MATA LALAT ATAUKAH MATA LEBAH?


MATA LALAT ATAUKAH MATA LEBAH?
(Memetakan Sikap Sosial-Politik di Masa New Normal)

Oleh : Gusty Rikarno, S.Fil
Jurnalis Media Pendidikan Cakrawala NTT

 Saya baru selesai menyala kompor. Ada termos berukuran sedang yang harus selalu terisi dengan air panas. Putri kecilku berada pada masa pertumbuhan sehingga meminta dibuatkan susu kapan saja.  Menunggu air itu mendidih adalah hal yang paling nikmat sekaligus menggetarkan. Bukan soal suhu air itu berubah perlahan dari dingin ke panas tetapi ada suara dalam irama dari caranya mendidih. Saya adalah yang paling setiap menikmati. Mataku tertuju pada satu kata “dinamis”. Air yang sebelumnya dingin, berubah hangat dan akhirnya panas sekali. Ada hubungan causalitas yang menggetarkan. Ada air dalam priuk dan api dari sumbu kompor. Kita hanya butuh waktu lima menit untuk air itu segera berubah. Gelembung-gelembung kecil di pinggir priuk itu adalah kristalisasi dari kata dinamis itu.

 Melihat dinamika yang ada, saya bertanya dalam diam. Bagaimanakah atau dari manakah titik sentral dinamika air yang berubah dari dingin, hangat dan panasnya air di dalam priuk itu. Apakah pada air itu? Kompornya dan apinya atau pada mata saya yang melihat? Akhirnya saya tahu setelah air panas itu disaring ke dalam termos. Kenikmatan sekaligus suasana menggetarkan itu ada pada sepasang mata saya. Bayangkan “seremnya” jika kita merebus air dengan mata tertutup.

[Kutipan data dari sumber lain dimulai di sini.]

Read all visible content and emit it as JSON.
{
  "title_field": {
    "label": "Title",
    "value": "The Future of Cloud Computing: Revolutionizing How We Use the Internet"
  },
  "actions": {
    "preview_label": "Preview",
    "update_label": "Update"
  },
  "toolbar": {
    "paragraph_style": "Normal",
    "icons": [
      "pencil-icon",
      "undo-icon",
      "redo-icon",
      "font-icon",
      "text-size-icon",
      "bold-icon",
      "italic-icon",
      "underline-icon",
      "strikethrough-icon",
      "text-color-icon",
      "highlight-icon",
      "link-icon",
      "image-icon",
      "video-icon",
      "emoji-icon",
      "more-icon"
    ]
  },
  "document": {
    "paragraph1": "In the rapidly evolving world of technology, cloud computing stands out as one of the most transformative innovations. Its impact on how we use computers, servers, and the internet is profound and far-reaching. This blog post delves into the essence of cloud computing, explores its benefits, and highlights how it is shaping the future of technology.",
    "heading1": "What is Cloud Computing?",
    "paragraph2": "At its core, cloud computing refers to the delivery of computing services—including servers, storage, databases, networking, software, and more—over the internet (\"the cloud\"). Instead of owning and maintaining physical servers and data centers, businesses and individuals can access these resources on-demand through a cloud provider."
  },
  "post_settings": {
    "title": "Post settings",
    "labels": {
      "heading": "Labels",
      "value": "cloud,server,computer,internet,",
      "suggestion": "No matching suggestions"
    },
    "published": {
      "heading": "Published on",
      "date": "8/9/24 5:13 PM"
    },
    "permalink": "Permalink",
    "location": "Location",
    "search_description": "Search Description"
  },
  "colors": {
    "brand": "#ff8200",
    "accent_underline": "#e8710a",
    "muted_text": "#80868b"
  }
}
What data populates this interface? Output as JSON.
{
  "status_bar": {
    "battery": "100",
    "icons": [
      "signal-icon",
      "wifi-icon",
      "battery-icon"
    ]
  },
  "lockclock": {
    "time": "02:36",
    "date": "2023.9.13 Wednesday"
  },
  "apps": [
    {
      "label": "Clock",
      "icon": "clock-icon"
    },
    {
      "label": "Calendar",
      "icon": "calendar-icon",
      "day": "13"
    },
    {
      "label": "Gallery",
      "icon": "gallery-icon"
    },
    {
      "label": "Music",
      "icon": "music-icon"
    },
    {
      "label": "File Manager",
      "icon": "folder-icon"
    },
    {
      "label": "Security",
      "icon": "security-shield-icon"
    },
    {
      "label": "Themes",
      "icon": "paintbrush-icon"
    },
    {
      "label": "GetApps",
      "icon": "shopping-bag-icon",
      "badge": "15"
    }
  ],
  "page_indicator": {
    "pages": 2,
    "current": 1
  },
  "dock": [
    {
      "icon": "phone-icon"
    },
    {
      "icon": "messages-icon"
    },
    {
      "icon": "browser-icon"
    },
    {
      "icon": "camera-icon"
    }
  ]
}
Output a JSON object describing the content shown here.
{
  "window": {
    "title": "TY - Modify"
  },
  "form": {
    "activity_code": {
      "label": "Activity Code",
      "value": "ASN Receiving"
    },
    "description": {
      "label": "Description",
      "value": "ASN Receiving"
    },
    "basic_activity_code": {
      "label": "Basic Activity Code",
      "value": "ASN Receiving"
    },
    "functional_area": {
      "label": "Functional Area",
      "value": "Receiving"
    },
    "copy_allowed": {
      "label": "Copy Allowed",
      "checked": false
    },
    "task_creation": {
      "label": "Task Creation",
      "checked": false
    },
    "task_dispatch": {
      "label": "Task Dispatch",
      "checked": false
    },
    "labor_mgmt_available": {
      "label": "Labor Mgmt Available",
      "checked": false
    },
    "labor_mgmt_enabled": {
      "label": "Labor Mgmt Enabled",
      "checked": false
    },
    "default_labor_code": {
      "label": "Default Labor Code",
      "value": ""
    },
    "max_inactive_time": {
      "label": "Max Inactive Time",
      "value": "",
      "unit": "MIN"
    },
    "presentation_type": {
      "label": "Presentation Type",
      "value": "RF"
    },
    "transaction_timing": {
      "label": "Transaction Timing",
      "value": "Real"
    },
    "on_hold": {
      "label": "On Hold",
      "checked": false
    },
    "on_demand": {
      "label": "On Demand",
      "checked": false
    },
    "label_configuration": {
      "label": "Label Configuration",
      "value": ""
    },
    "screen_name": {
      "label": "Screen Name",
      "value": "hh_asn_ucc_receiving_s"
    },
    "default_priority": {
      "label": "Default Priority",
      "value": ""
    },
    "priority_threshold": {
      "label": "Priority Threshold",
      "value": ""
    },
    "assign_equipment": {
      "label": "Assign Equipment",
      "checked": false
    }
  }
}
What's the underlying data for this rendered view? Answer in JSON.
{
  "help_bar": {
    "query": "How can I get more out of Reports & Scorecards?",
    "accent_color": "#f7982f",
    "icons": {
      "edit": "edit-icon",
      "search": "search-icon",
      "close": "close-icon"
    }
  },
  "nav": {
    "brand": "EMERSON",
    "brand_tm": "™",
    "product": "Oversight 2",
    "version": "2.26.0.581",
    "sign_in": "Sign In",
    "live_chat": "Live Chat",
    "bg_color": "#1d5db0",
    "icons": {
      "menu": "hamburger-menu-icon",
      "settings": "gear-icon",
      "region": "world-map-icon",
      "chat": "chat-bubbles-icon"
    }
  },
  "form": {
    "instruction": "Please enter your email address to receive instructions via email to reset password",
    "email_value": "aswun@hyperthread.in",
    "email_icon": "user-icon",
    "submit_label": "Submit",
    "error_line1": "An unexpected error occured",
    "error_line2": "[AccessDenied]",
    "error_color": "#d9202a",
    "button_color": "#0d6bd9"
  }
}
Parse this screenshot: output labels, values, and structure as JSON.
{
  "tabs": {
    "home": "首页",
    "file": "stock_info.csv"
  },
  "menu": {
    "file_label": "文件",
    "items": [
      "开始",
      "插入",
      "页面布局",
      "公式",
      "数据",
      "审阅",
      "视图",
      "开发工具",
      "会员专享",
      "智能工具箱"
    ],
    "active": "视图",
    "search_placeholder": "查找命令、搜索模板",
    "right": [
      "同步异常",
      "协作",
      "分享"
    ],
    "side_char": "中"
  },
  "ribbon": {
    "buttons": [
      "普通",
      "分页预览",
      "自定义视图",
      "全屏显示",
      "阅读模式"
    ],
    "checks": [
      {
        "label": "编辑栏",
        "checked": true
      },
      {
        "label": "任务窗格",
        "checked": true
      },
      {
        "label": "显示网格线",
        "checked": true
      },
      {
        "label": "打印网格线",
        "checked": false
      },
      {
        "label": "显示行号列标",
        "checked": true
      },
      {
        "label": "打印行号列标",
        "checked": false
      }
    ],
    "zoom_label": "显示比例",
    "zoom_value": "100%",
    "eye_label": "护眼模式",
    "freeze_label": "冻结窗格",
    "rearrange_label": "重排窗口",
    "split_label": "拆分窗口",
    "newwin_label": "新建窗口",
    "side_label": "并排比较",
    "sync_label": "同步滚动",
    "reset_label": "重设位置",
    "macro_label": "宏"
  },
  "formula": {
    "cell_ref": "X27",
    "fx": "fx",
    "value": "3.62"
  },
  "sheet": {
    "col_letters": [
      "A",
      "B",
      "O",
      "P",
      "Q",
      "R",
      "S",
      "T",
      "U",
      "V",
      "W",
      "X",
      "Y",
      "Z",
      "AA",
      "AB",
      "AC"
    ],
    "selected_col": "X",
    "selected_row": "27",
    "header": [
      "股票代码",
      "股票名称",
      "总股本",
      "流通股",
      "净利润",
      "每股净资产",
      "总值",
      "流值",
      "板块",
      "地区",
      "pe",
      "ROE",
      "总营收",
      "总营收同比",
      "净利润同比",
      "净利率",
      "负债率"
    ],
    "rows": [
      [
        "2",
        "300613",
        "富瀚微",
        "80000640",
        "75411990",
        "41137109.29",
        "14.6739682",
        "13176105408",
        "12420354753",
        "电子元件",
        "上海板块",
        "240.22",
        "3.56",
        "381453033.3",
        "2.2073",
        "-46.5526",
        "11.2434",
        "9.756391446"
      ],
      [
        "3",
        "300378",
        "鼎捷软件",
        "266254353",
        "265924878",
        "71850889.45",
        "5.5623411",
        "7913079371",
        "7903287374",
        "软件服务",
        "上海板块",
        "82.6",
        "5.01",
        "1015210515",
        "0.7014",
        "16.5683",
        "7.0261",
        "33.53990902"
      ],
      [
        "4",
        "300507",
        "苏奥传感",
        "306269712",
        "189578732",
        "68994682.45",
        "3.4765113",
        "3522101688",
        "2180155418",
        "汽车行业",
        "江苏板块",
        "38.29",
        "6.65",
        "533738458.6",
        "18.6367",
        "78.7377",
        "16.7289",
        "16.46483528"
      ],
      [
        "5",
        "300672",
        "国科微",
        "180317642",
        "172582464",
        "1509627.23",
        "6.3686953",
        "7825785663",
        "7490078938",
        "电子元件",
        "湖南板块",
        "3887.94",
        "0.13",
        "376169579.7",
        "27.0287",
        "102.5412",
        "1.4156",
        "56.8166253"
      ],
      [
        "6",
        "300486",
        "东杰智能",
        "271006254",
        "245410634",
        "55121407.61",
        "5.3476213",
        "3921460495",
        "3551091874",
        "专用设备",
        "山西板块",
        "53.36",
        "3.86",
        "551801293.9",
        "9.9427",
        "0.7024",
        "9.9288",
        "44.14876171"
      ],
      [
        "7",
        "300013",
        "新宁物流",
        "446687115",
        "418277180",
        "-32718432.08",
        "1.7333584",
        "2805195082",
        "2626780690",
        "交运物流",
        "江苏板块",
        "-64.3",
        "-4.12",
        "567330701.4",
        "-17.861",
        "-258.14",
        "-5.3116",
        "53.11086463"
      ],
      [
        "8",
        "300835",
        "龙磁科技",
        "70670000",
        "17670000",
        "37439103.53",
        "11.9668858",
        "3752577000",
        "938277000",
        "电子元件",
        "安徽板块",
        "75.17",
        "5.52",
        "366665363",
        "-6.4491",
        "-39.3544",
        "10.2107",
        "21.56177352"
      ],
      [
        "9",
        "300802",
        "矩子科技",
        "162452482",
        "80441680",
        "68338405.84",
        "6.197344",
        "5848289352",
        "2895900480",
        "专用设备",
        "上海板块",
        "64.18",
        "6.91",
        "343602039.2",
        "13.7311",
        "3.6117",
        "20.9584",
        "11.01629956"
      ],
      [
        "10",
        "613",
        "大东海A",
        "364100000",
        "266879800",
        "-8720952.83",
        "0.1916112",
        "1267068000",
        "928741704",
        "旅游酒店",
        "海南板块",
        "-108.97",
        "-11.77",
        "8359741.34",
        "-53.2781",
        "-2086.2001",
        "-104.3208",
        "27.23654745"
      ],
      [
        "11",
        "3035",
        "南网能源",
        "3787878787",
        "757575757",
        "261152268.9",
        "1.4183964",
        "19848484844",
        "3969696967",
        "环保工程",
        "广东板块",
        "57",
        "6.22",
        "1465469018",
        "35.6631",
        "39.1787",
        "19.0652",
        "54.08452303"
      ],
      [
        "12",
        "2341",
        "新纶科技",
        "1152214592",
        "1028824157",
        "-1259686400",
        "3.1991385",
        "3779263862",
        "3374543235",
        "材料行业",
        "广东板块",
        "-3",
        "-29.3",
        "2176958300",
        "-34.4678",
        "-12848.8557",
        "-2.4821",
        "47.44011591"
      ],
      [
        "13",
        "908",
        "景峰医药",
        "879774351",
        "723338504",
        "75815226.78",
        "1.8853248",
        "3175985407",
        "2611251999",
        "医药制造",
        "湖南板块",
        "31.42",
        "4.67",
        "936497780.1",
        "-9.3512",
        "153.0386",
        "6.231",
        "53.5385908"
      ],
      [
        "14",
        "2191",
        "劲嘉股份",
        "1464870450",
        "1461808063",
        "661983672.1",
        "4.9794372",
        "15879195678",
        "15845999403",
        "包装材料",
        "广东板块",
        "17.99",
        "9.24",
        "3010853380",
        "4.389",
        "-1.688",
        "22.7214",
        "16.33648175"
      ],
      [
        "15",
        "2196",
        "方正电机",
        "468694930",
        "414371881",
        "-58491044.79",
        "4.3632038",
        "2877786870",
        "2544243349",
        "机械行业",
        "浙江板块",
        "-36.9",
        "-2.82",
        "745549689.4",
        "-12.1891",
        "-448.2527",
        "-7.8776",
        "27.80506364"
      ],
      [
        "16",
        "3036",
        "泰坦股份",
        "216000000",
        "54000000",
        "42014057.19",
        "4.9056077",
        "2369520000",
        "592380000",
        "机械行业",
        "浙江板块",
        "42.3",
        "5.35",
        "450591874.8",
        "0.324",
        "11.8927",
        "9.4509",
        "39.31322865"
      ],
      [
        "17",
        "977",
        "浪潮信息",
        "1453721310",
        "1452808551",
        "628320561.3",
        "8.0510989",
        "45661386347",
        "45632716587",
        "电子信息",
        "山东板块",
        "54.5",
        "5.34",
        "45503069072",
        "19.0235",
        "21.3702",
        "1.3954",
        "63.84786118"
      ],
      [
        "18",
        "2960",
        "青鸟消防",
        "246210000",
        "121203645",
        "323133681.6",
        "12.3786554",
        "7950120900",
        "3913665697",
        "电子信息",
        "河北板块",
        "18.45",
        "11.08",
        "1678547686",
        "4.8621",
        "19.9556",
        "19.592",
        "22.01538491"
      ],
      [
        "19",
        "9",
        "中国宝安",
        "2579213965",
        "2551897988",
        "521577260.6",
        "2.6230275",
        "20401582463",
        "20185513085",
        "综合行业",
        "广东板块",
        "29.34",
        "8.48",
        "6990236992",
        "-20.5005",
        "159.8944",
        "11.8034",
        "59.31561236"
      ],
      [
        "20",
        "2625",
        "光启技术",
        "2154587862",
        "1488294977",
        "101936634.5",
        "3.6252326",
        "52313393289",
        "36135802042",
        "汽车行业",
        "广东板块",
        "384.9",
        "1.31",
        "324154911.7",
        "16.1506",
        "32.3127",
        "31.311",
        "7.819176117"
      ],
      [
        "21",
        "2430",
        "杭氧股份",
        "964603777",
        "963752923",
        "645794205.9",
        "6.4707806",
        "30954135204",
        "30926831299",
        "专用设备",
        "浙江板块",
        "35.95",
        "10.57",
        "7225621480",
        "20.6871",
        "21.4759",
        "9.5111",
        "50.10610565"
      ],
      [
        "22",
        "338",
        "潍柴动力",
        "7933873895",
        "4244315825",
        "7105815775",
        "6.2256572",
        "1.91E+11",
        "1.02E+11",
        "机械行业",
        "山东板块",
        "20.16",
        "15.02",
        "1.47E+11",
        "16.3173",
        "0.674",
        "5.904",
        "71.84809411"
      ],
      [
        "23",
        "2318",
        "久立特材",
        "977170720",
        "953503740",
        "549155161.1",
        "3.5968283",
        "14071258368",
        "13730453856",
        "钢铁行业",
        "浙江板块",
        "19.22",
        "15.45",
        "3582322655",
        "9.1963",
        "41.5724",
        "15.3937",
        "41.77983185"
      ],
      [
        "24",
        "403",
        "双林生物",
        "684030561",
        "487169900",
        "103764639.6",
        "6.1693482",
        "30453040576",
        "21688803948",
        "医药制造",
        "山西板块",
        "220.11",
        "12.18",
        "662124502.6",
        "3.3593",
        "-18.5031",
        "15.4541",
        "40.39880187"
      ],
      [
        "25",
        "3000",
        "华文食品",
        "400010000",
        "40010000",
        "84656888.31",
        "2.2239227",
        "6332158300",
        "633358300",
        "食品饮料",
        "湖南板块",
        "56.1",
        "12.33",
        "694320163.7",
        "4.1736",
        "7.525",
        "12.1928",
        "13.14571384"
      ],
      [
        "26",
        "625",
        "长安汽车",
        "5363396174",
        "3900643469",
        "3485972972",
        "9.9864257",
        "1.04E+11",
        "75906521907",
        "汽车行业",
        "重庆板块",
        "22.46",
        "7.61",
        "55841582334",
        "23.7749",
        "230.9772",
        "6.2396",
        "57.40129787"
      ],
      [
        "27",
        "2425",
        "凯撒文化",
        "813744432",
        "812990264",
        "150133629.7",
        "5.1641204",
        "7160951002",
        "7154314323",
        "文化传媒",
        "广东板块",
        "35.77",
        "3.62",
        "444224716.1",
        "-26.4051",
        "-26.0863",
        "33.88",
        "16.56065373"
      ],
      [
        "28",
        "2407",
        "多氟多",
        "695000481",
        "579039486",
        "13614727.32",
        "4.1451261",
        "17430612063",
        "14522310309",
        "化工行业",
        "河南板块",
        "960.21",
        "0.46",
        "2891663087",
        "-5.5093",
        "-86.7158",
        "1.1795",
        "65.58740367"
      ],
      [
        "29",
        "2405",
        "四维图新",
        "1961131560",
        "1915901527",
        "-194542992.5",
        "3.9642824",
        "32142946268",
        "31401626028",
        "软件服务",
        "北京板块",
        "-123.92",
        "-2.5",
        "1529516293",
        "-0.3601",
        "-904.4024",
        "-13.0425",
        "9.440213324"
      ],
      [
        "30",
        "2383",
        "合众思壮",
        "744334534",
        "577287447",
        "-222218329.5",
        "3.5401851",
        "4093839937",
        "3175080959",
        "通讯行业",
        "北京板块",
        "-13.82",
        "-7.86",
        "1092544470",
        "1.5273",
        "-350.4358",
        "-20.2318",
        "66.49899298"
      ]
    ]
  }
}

 Bersyukur mempunyai sepasang mata yang sempurna (berfungsi baik) adalah hal lain dan cara kita memandang (melihat) adalah letak kualitasnya. Memiliki mata ternyata tidak cukup. Harus punya sebuah kemampuan (kepekaan) untuk mengambil jarak dan melihat melampaui mata. Jika kamu tidak memiliki kemampuan untuk melihat melampaui mata, maka semuanya biasa-biasa saja. Kaku dan membosankan. Ceritanya beda jika kamu melihat sesuatu melampaui apa yang dilihat secara kasat mata. Seperti yang kualami, kamu pasti memiliki rasa syukur sekaligus bangga karena air panas (hangat) itu mampu menentukan detak jantung putriku. Perutnya bakal nyaman dan dia bertumbuh dalam sebuah proses (dinamika) yang wajar dan manusiawi.
…………………………………….
Mari kita menukik lebih dalam tentang mata dan cara kamu memandang (menilai). Perhatikan gambar lalat atau lebah jika kamu tidak sempat melihatnya secara langsung. Perhatikan mata dan sayapnya. Apakah beda? Tidak. Jika tidak teliti, kita mungkin sulit membedakan lalat dan lebah. Lalu dimanakah letak perbedaanya? Jawabannya adalah dari cara melihat. Dari sinilah kita bisa tahu, siapa yang berkualitas. Lalat atauakah lebah?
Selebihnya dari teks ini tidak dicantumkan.